In some provinces it appears that certain tribes regarded it as their prescriptive right to hold the governorship and other administrative offices — for instance, the Dulghadir in Fars and the Shamlu in Kirman. At about this time another problem arose with the renewed rise to power of certain previously subjugated local dynasties, mostly in the frontier regions of the empire. However, the external difficulties of the realm were almost more acute than the domestic situation. The enemies of the Safavids, especially the Ottomans in the west and the Uzbeks in the east, had overrun large areas, totalling well-nigh half the territory bequeathed by Shah Tahmasp to his successors; and now they were making preparations for fresh attacks on Persia. Under such conditions trade and industry suffered and the living standards of the people were correspondingly wretched.
Through determined and consistently applied policies Shah 'Abbas I overcame the crisis in which the country had found itself at the beginning of his reign. It took him many years and he repeatedly suffered grave setbacks. Yet his eventual success, like his personality, left a deep impression on his people. The memory of this particular shah survived in Iran for generations and even to this day it has not completely disappeared. What interests us, however, is the question of how he found for these problems the solutions which had eluded his predecessors for so long. The most urgent problem at the time of the shah's accession was the feuding of the Turkmen amirs, which had grown to the proportions of a civil war. As will be recalled, their power rested ultimately on the services rendered by their forefathers as soldiers of the Ardabll order at the time of the foundation and expansion of the Safavid empire.

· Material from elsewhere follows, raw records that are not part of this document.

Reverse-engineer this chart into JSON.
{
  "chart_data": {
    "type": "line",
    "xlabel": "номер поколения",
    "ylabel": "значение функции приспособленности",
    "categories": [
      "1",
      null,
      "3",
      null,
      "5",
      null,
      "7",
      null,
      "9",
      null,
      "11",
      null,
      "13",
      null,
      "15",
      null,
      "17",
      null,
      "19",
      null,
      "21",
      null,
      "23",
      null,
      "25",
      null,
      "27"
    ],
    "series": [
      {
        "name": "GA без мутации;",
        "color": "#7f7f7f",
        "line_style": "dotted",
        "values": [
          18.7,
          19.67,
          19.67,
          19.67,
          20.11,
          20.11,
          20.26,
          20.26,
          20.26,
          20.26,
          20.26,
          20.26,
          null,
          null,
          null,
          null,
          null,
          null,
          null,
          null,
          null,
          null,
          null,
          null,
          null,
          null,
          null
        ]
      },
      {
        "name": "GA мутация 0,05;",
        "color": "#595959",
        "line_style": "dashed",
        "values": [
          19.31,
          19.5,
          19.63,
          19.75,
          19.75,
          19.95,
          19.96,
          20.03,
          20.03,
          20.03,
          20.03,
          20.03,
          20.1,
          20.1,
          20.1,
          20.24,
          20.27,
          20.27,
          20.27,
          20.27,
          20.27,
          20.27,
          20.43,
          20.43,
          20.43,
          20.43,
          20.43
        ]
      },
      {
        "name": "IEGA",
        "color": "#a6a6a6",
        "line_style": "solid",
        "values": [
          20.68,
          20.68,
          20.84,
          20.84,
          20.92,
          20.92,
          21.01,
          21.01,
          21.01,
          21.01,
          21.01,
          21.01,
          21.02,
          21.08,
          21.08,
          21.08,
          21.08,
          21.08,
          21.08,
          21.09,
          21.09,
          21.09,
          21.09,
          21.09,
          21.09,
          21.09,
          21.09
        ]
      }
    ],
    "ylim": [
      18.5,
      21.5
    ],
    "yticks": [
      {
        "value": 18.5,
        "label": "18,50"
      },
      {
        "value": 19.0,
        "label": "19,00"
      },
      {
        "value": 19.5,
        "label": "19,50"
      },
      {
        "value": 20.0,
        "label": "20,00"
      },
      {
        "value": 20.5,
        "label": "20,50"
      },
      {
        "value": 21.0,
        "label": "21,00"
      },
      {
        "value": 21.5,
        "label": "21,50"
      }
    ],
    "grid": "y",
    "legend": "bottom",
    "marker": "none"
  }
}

Of course, there could no longer be any question of the old relationship between the shah as grand master of the order and the Qizilbash as his disciples, nor is there any doubt that the theocratic ideas of Isma'Il I had lost their validity for Shah 'Abbas. If, however, the strength of the former religious ties had declined, this is not to say that they had been completely forgotten or had dwindled into insignificance. The erosion of these old ties has been amply demonstrated by the above-mentioned activities of the amirs. But their decay is also demonstrated by 'Abbas's readiness to cast aside the old customs of the order whenever it was in his interest to do so. On the other hand he willingly obeyed or enforced them if it suited him. Naturally the conflict with the Qizilbash was in the first instance a political problem, but an element of the original religious relationship remained.